Losing special status is painful, unpleasant, and shamefully exposing. Naturally, most men who feel this way do not acknowledge or even understand the feeling. It becomes an inchoate feeling of dislike for Hillary, a feeling-state awaiting explanation. With millions of American males needing to explain their hatred of her to themselves, any alleged flaw will do, real or imagined, to "explain" their visceral reaction. Thus, whatever is thrown against Hillary tends to stick. No politician in our lifetime has had more false or trivial accusations stick against her than Hillary Clinton.
So Hillary starts out with a strike against her when she deprives white males of that gender-based security. And, in this context, Trump's assaultive posture toward women, while not openly endorsed by white males, does not feel as bad as it should to them. Sadly, for many, it is probably compensatory.
But the problem gets worse. To get where she is, Hillary has not had to be just as good as a man. She has had to be better. And she has been. Hillary Clinton cannot merely do the job; she can do it better than most men. And that amps up the already considerable hate caused by the loss of identity support that white males were experiencing from racism and sexism. It ushers in the problem of unrecognized envy.
Envy is one of our least recognized psychological phenomena, and it quickly turns into character assassination. What we envy in others we distort and reverse. We do not like to acknowledge our envy, even to ourselves. Thus, we distort our understanding of what we are feeling. They are not really better than us. They have not gotten to where they are because of any special talent they might have. They have cheated. They must be "crooked." Thus, we have "Crooked Hillary." This dynamic that is rampant further justifies and amplifies the hatred.

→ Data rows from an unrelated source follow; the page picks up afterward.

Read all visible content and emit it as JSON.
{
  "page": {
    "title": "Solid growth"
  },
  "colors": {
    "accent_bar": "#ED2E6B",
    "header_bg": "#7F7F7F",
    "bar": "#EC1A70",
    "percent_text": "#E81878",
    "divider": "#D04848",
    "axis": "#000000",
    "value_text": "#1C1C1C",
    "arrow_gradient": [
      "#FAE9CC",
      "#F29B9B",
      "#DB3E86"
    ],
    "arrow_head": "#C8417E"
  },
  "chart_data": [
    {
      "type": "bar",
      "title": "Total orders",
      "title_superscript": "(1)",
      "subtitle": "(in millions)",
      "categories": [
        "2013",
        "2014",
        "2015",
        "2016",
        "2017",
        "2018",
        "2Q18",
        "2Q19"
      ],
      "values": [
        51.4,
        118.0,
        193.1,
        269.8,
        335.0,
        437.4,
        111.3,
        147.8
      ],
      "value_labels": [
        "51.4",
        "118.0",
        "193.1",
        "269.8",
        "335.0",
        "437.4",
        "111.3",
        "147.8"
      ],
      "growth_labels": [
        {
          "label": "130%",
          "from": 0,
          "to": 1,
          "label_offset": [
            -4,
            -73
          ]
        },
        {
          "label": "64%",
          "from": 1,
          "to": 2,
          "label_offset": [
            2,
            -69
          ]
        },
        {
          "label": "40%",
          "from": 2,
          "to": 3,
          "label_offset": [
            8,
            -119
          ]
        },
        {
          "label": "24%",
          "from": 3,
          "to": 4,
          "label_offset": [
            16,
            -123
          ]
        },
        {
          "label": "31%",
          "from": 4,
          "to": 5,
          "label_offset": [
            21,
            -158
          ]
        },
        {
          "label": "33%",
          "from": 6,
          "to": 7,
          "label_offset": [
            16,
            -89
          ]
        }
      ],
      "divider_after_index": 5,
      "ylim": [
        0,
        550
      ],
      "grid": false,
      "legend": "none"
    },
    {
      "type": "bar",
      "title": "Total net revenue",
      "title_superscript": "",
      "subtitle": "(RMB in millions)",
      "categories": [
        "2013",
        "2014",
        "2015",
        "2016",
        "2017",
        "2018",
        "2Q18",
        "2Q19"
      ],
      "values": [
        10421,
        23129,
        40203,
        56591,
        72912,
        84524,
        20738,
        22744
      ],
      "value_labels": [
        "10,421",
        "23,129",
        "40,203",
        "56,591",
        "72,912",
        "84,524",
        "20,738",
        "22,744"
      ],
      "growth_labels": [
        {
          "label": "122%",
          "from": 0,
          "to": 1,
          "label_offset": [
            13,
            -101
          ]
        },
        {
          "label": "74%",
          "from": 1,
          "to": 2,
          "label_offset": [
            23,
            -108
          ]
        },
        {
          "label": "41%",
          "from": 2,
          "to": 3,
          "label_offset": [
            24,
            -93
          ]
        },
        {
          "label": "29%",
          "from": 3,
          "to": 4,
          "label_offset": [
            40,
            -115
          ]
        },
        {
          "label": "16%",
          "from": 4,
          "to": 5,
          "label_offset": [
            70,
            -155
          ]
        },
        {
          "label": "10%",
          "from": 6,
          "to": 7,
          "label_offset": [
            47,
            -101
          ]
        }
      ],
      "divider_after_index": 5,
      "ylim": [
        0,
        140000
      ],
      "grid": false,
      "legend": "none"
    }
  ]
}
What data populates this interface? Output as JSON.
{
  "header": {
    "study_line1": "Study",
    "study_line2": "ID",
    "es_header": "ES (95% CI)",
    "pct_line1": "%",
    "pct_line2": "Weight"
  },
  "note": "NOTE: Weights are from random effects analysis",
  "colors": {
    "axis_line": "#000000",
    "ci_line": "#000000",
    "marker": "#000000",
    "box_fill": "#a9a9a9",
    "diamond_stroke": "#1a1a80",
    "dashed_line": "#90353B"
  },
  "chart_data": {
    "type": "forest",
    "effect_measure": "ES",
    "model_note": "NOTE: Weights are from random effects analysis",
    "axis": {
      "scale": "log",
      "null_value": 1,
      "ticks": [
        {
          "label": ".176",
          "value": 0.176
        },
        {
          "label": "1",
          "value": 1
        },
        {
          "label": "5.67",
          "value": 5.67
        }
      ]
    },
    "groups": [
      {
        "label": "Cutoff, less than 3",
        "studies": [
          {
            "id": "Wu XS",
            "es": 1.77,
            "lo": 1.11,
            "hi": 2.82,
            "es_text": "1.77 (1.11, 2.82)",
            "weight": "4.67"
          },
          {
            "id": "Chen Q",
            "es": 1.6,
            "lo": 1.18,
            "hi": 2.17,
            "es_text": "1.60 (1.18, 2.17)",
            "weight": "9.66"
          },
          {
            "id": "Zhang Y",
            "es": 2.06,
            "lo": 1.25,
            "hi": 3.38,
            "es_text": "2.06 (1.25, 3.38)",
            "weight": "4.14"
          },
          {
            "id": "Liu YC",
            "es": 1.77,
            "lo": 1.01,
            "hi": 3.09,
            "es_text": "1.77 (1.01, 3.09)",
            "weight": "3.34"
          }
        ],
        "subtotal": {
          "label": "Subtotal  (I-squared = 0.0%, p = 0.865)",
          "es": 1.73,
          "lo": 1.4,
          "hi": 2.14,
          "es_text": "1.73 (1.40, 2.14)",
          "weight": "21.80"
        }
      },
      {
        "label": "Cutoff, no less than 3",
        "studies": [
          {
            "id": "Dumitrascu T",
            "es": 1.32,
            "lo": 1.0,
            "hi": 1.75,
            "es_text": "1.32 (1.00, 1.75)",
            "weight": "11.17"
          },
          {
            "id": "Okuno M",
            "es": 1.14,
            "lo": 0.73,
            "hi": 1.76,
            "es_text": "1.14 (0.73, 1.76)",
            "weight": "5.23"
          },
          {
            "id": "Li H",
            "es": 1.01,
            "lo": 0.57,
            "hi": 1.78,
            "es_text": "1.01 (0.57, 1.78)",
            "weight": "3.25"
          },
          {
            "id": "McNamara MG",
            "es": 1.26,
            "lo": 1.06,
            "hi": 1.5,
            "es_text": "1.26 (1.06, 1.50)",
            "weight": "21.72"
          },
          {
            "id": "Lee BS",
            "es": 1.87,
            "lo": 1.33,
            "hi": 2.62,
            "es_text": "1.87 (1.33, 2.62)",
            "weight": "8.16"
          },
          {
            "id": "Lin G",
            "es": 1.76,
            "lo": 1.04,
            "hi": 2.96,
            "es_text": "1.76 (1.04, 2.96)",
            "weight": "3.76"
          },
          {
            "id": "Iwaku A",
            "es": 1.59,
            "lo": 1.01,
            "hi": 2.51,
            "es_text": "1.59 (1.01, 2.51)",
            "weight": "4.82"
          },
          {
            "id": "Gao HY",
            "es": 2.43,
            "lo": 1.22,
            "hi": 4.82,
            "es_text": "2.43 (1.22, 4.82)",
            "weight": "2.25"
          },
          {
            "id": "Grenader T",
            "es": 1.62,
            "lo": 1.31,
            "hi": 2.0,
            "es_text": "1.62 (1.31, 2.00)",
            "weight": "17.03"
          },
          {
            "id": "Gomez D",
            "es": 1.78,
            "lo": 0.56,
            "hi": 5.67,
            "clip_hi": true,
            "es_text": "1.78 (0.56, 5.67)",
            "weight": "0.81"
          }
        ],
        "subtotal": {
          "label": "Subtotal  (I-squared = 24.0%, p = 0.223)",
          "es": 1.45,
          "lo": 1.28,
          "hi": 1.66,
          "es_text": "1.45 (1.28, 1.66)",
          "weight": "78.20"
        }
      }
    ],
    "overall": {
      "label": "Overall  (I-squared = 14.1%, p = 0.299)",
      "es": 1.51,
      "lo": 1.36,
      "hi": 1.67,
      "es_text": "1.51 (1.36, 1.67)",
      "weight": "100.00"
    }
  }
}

That is why the apparent incompetence of Donald Trump does not seem to bother his supporters as much as one might expect. Hillary's "sin" is not just her feminine status. It is also her competence. That is what drives the envy. Donald is, for all his presumed material goods, a bit of a buffoon and as such does not make people so envious. In fact, his foibles reduce the envy and make him less objectionable to his supporters. But Hillary, in contrast, at the psychological level, first robs them of the scaffolding a sexist culture provides for their identity, and then, when she appears better than they are, the initial resentment is amplified by envy. Strike two.
But the hatred grows further. In our dynamic, it is difficult if not impossible for relatively rigid minds to tolerate and constructively channel the accumulating anger and resentment white males, especially, in America feel toward Hillary. Instead, they become paranoid, projecting their own angry feelings onto her and then imaging the vicious things she will do to them if she is elected their President. Major sectors of Middle America are truly terrified of a Hillary Presidency because of their own projections. This is strike three.
The primary reason Hillary Clinton is so hated is because she is a woman who is exceptionally competent in a world of human minds that have become increasingly sexually perplexed, envious, and paranoid.
Bryant Welch is a clinical psychologist and attorney in San Francisco, CA. He is the author of State of Confusion: Political Manipulation and the Assault on the American Mind (St. Martin's Press, 2008.)